But I think a lot of people just sort of see it as graffiti, and that's it.
And I noticed when I was doing work, people were confused, they were curious, and they saw something more to it.
They didn't just see a name, that they thought like, what does this mean, you know?
There's got to be some sort of meaning behind it.
I'm really glad that people picked up on that because there is a meaning behind the name, so there's more than just, you know, type on fences.
There's a concept behind it; there's a story, there's a reason why I'm doing this.
My name's Eric, and I do nondestructive street art using yarn and I go by the name HOTTEA.
I wanted to create a project that I could do on the street, nondestructively, because I wanted to do art in the street, uncommissioned, wherever I wanted.
I think we all navigate the city in our own way.
I think the more intimate we get with the city, we navigate it differently, and it also depends on our mind state.
As an artist, I think a lot of us navigate the city through surfaces that we can create work on.
When I was starting out the project, I didn't really see a fence as a potential way of creating artwork, but being a graphic designer by trade, I started seeing the grid in which I worked on in creating graphic design work, and so what I did, I just took the fence and sort of treated it as graphic design.
♪ ♪ Early on like, it was very much like learning the alphabet, and then after continuing on and on for like 3, 4 years, you begin to realize the potential behind the fence.

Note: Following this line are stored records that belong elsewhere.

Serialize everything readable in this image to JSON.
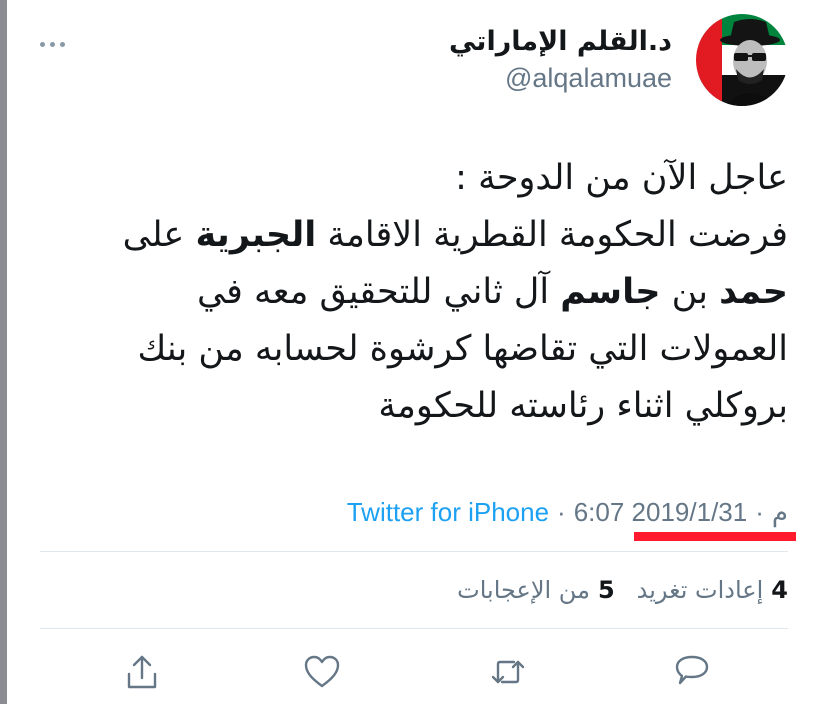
{
  "tweet": {
    "display_name": "د.القلم الإماراتي",
    "handle": "@alqalamuae",
    "text_lines": [
      [
        {
          "t": "عاجل الآن من الدوحة :",
          "b": false
        }
      ],
      [
        {
          "t": "فرضت الحكومة القطرية الاقامة ",
          "b": false
        },
        {
          "t": "الجبرية",
          "b": true
        },
        {
          "t": " على",
          "b": false
        }
      ],
      [
        {
          "t": "حمد",
          "b": true
        },
        {
          "t": " بن ",
          "b": false
        },
        {
          "t": "جاسم",
          "b": true
        },
        {
          "t": " آل ثاني للتحقيق معه في",
          "b": false
        }
      ],
      [
        {
          "t": "العمولات التي تقاضها كرشوة لحسابه من بنك",
          "b": false
        }
      ],
      [
        {
          "t": "بروكلي اثناء رئاسته للحكومة",
          "b": false
        }
      ]
    ],
    "meta": {
      "source": "Twitter for iPhone",
      "time": "6:07 م",
      "date": "2019/1/31",
      "separator": "·"
    },
    "stats": {
      "retweets_count": "4",
      "retweets_label": "إعادات تغريد",
      "likes_count": "5",
      "likes_label": "من الإعجابات"
    },
    "icons": {
      "more": "more-dots-icon",
      "reply": "reply-icon",
      "retweet": "retweet-icon",
      "like": "heart-icon",
      "share": "share-icon"
    },
    "colors": {
      "link": "#1da1f2",
      "secondary": "#657786",
      "highlight_underline": "#ff1b2d",
      "divider": "#e1e8ed"
    }
  }
}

Like at first, I looked at it as just like blocks, but then it's like a magic eye.
You sort of see past the obvious, and you see like, so much more.
♪ ♪ As a family we would go to Bakers Square and I have this memory of my mother always ordering for dessert a slice of cornbread with hot tea and honey.

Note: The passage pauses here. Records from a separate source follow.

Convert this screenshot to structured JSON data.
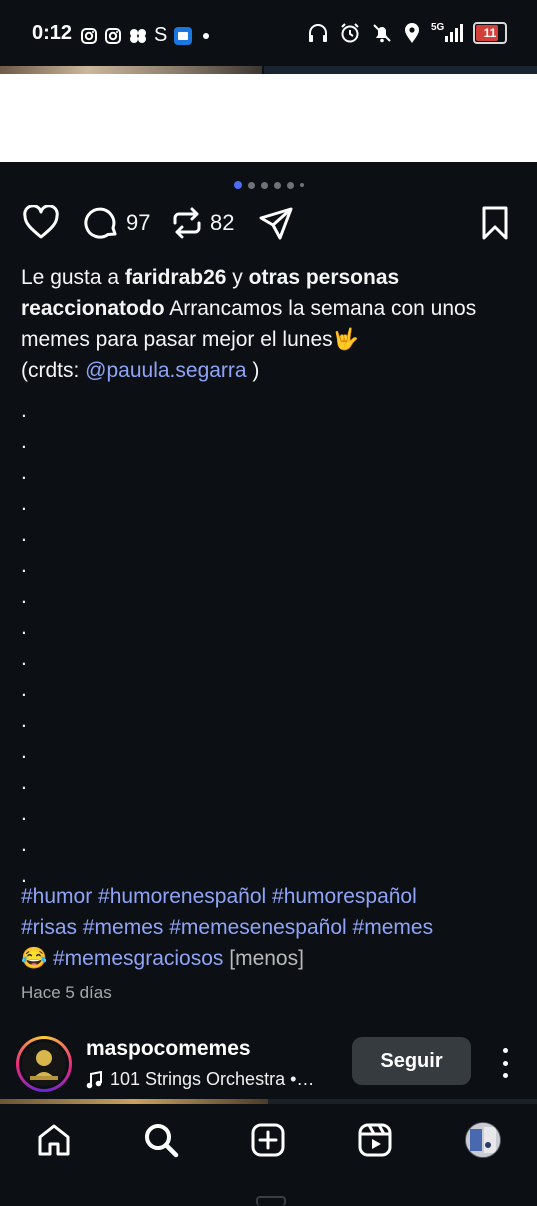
{
  "status_bar": {
    "time": "0:12",
    "left_icons": [
      "instagram-icon",
      "instagram-icon",
      "clover-app-icon",
      "s-app-icon",
      "store-app-icon",
      "dot-icon"
    ],
    "s_glyph": "S",
    "network": "5G",
    "battery": "11",
    "battery_color": "#d2403a"
  },
  "carousel": {
    "count": 6,
    "active_index": 0
  },
  "actions": {
    "comments_count": "97",
    "reposts_count": "82"
  },
  "caption": {
    "liked_prefix": "Le gusta a ",
    "liked_user": "faridrab26",
    "liked_mid": " y ",
    "liked_others": "otras personas",
    "author": "reaccionatodo",
    "text": " Arrancamos la semana con unos memes para pasar mejor el lunes🤟",
    "credits_prefix": "(crdts: ",
    "credits_handle": "@pauula.segarra",
    "credits_suffix": " )",
    "dots": [
      ".",
      ".",
      ".",
      ".",
      ".",
      ".",
      ".",
      ".",
      ".",
      ".",
      ".",
      ".",
      ".",
      ".",
      ".",
      "."
    ],
    "hashtags_line1": [
      "#humor",
      "#humorenespañol",
      "#humorespañol"
    ],
    "hashtags_line2": [
      "#risas",
      "#memes",
      "#memesenespañol",
      "#memes"
    ],
    "emoji": "😂",
    "hashtags_line3": [
      "#memesgraciosos"
    ],
    "less": "[menos]",
    "time_ago": "Hace 5 días"
  },
  "next_post": {
    "username": "maspocomemes",
    "audio": "101 Strings Orchestra •…",
    "follow_label": "Seguir"
  },
  "bottom_nav": [
    "home-icon",
    "search-icon",
    "create-icon",
    "reels-icon",
    "profile-avatar"
  ],
  "colors": {
    "background": "#0c1014",
    "link": "#8fa4f7",
    "active_dot": "#4d6cf3"
  }
}
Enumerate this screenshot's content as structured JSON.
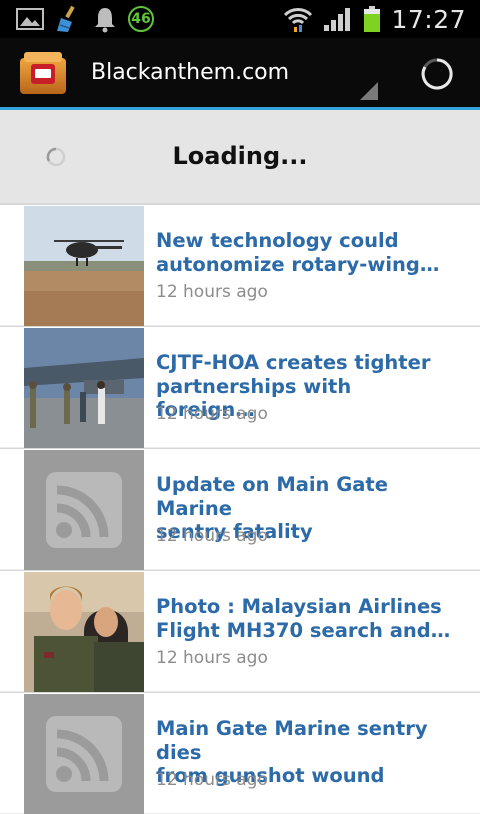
{
  "status_bar": {
    "notification_icons": [
      "gallery-icon",
      "cleaner-icon",
      "bell-icon"
    ],
    "badge_value": "46",
    "clock": "17:27",
    "battery_color": "#7ed321"
  },
  "app_bar": {
    "title": "Blackanthem.com",
    "accent_color": "#33a5dc"
  },
  "loading": {
    "text": "Loading..."
  },
  "articles": [
    {
      "title_line1": "New technology could",
      "title_line2": "autonomize rotary-wing…",
      "time": "12 hours ago",
      "thumb": "helicopter"
    },
    {
      "title_line1": "CJTF-HOA creates tighter",
      "title_line2": "partnerships with foreign…",
      "time": "12 hours ago",
      "thumb": "aircraft"
    },
    {
      "title_line1": "Update on Main Gate Marine",
      "title_line2": "sentry fatality",
      "time": "12 hours ago",
      "thumb": "rss-placeholder"
    },
    {
      "title_line1": "Photo : Malaysian Airlines",
      "title_line2": "Flight MH370 search and…",
      "time": "12 hours ago",
      "thumb": "people"
    },
    {
      "title_line1": "Main Gate Marine sentry dies",
      "title_line2": "from gunshot wound",
      "time": "12 hours ago",
      "thumb": "rss-placeholder"
    }
  ]
}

It was a really peaceful and nice memory that I have of growing up and sort of us all being happy as a family.
And you know, over time things changed and our family sort of grew apart and when we were creating the project, we went to go visit my dad, who was living alone and he had no one to spend Thanksgiving with, and so we went down there and took him to Bakers Square because that was sort of what he knew.
We were just sitting there, looking at the menu, and I saw the word hot tea.

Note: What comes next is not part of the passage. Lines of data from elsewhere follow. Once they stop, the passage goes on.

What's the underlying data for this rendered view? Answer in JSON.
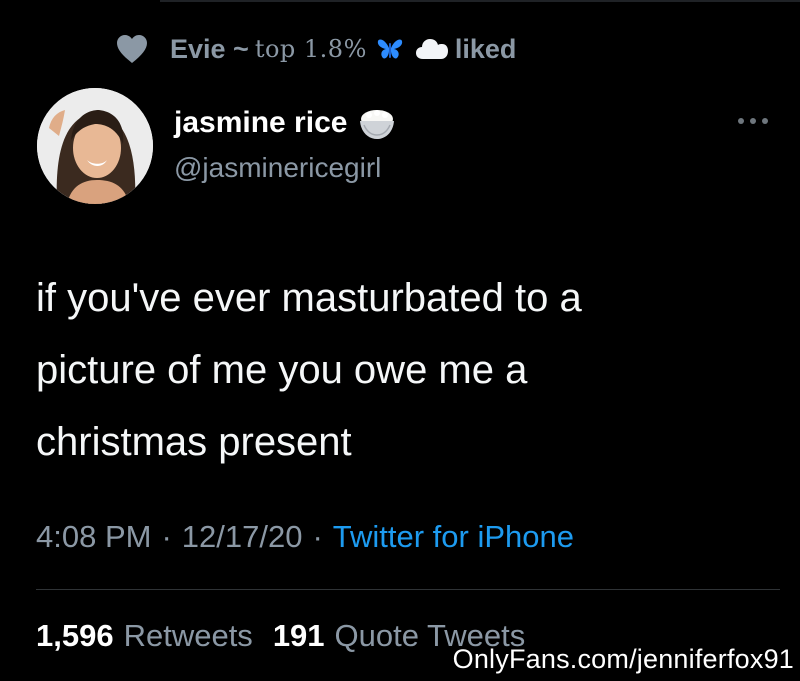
{
  "social_context": {
    "name_prefix": "Evie ~",
    "name_mono": "top 1.8%",
    "action": "liked",
    "icons": [
      "heart-icon",
      "butterfly-icon",
      "cloud-icon"
    ]
  },
  "author": {
    "display_name": "jasmine rice",
    "handle": "@jasminericegirl",
    "name_emoji": "rice-bowl-icon"
  },
  "tweet": {
    "text_lines": [
      "if you've ever masturbated to a",
      "picture of me you owe me a",
      "christmas present"
    ]
  },
  "meta": {
    "time": "4:08 PM",
    "separator": "·",
    "date": "12/17/20",
    "source": "Twitter for iPhone"
  },
  "stats": {
    "retweets_count": "1,596",
    "retweets_label": "Retweets",
    "quotes_count": "191",
    "quotes_label": "Quote Tweets"
  },
  "watermark": "OnlyFans.com/jenniferfox91",
  "colors": {
    "background": "#000000",
    "secondary_text": "#8b98a5",
    "link": "#1d9bf0",
    "primary_text": "#ffffff"
  }
}
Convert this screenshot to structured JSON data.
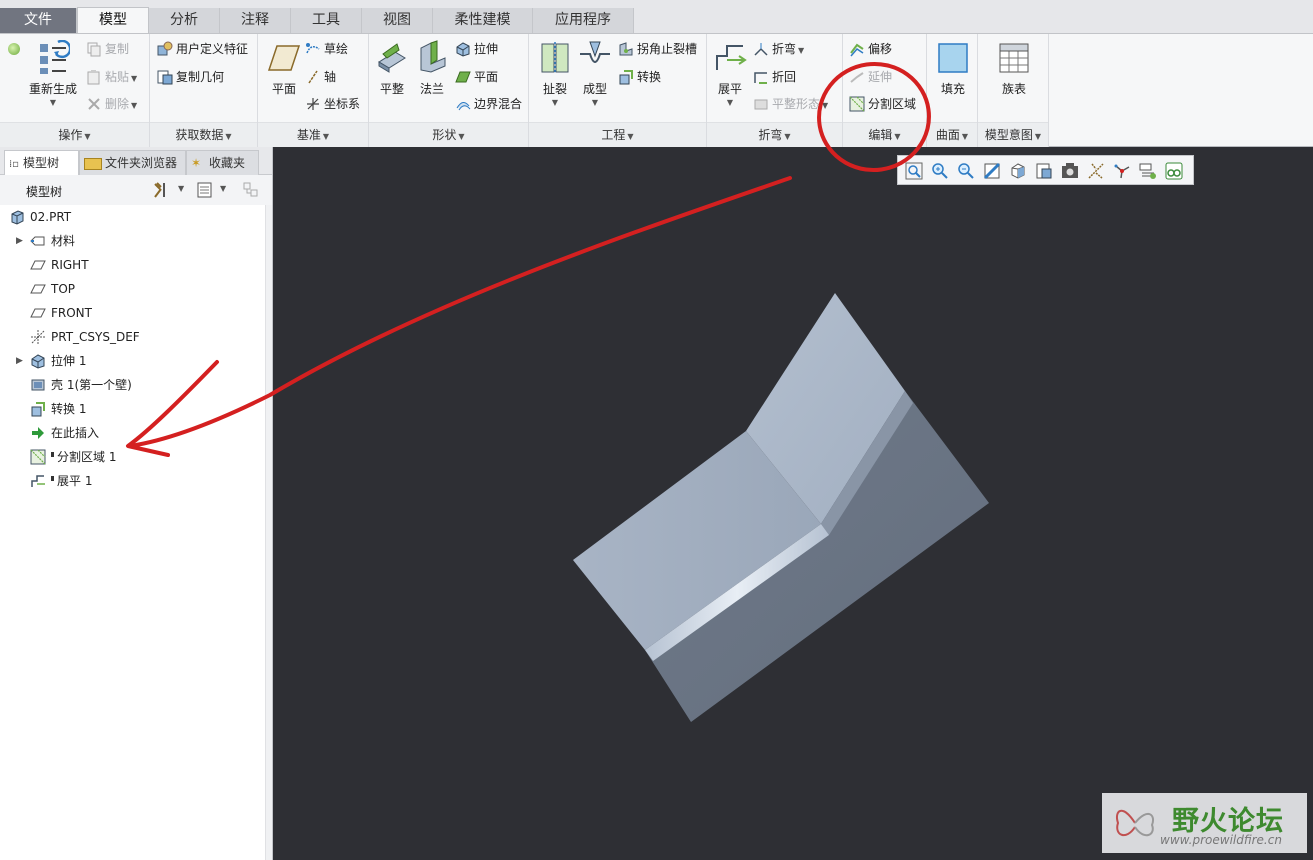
{
  "tabs": [
    {
      "label": "文件"
    },
    {
      "label": "模型"
    },
    {
      "label": "分析"
    },
    {
      "label": "注释"
    },
    {
      "label": "工具"
    },
    {
      "label": "视图"
    },
    {
      "label": "柔性建模"
    },
    {
      "label": "应用程序"
    }
  ],
  "active_tab": "模型",
  "ribbon": {
    "operations": {
      "title": "操作",
      "regenerate": "重新生成",
      "copy": "复制",
      "paste": "粘贴",
      "delete": "删除"
    },
    "get_data": {
      "title": "获取数据",
      "udf": "用户定义特征",
      "copy_geom": "复制几何"
    },
    "datum": {
      "title": "基准",
      "plane": "平面",
      "sketch": "草绘",
      "axis": "轴",
      "csys": "坐标系"
    },
    "shape": {
      "title": "形状",
      "flat": "平整",
      "flange": "法兰",
      "extrude": "拉伸",
      "plane": "平面",
      "blend": "边界混合"
    },
    "engineering": {
      "title": "工程",
      "rip": "扯裂",
      "form": "成型",
      "corner_relief": "拐角止裂槽",
      "convert": "转换"
    },
    "bend": {
      "title": "折弯",
      "unbend": "展平",
      "bend": "折弯",
      "bend_back": "折回",
      "flat_state": "平整形态"
    },
    "edit": {
      "title": "编辑",
      "offset": "偏移",
      "extend": "延伸",
      "split_area": "分割区域"
    },
    "surface": {
      "title": "曲面",
      "fill": "填充"
    },
    "model_intent": {
      "title": "模型意图",
      "family_table": "族表"
    }
  },
  "panel": {
    "tabs": [
      "模型树",
      "文件夹浏览器",
      "收藏夹"
    ],
    "title": "模型树"
  },
  "tree": [
    {
      "label": "02.PRT",
      "icon": "part-icon",
      "expandable": false
    },
    {
      "label": "材料",
      "icon": "material-icon",
      "expandable": true
    },
    {
      "label": "RIGHT",
      "icon": "datum-plane-icon",
      "expandable": false
    },
    {
      "label": "TOP",
      "icon": "datum-plane-icon",
      "expandable": false
    },
    {
      "label": "FRONT",
      "icon": "datum-plane-icon",
      "expandable": false
    },
    {
      "label": "PRT_CSYS_DEF",
      "icon": "csys-icon",
      "expandable": false
    },
    {
      "label": "拉伸 1",
      "icon": "extrude-icon",
      "expandable": true
    },
    {
      "label": "壳 1(第一个壁)",
      "icon": "shell-icon",
      "expandable": false
    },
    {
      "label": "转换 1",
      "icon": "convert-icon",
      "expandable": false
    },
    {
      "label": "在此插入",
      "icon": "insert-arrow-icon",
      "expandable": false
    },
    {
      "label": "分割区域 1",
      "icon": "split-area-icon",
      "expandable": false,
      "marker": true
    },
    {
      "label": "展平 1",
      "icon": "unbend-icon",
      "expandable": false,
      "marker": true
    }
  ],
  "viewport_toolbar": [
    "refit-icon",
    "zoom-in-icon",
    "zoom-out-icon",
    "repaint-icon",
    "display-style-icon",
    "saved-views-icon",
    "view-manager-icon",
    "datum-display-icon",
    "spin-center-icon",
    "annotation-display-icon",
    "appearance-icon"
  ],
  "watermark": {
    "text": "野火论坛",
    "url": "www.proewildfire.cn"
  },
  "colors": {
    "annotation_red": "#d42020",
    "part_light": "#a7b3c3",
    "part_dark": "#6c7685",
    "viewport_bg": "#2e2f34"
  }
}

It's like I was taken back in time; all these memories were just floating back to me, like all these really happy memories of our family being together.
And I just knew right there and then, this is the name of the project-- "HOTTEA"-- that was it.
♪ ♪ The reason I chose yarn, there's actually a couple reasons.
Yarn is nondestructive, it's easy to manipulate, it's cheap and it comes in a lot of colors, and also because it had a personal tie with my past.
My grandmother taught me how to knit at an early age and when I was coming up with a project and just thinking of materials to use, yarn came to me because I wanted the project to be close to me because I wanted to be like really passionate about it.
And I'm really passionate about my family.
And so yarn just kind of came naturally.
♪ ♪ I really enjoy painting and graffiti.
You know that's what I first fell in love with.
You know, I fell in love with the colors, the fact that I could just go out at night and just paint wherever I wanted.
The night I got caught painting graffiti, we were just, I think, on the freeway too long and we were spotted by security cameras.
We saw a car that was driving really, really slow with its lights off.
He made a U-turn [laughs] and he was headed in our direction really, really fast.
I'd been to jail once before, and I didn't want to go back.
And so I took off running as fast as I could.
I was running full speed, and I felt a shock, and I just froze and just fell completely to the ground.
And I was essentially being electrocuted, really, I was shaking, my feet were thrown to the side.
I think he knew that if he wouldn't have tasered me, I would have definitely gotten away.
I can still see like, the bright lights from the cop cars and I just thought in my mind, I'm going back to jail, and I just have to live with the consequences.
The first time my parents had come to visit me, they're like, okay, you know, you have to stop doing this.
We don't want to be here again visiting you.
But the second time around, was really hard because I told them, you know, I wouldn't do this again and you know, there I am... I'm back there.
[with much emotion] And it was just so painful, um... You know, it's like the, it's like the movies-- you're in the orange jumpsuit with the bullet, bulletproof glass and the handcuffs and... It really makes you think.
♪ ♪ I mean, I just thought of growing up and like, this wasn't who I was supposed to be.
Like, this is not, this is not me; like someone in jail is not me, and that's not the life I wanted to go down.
And so I knew right there and then, I couldn't put my family through that sort of pain again, and so I stopped, and I created HOTTEA, and I'm so happy!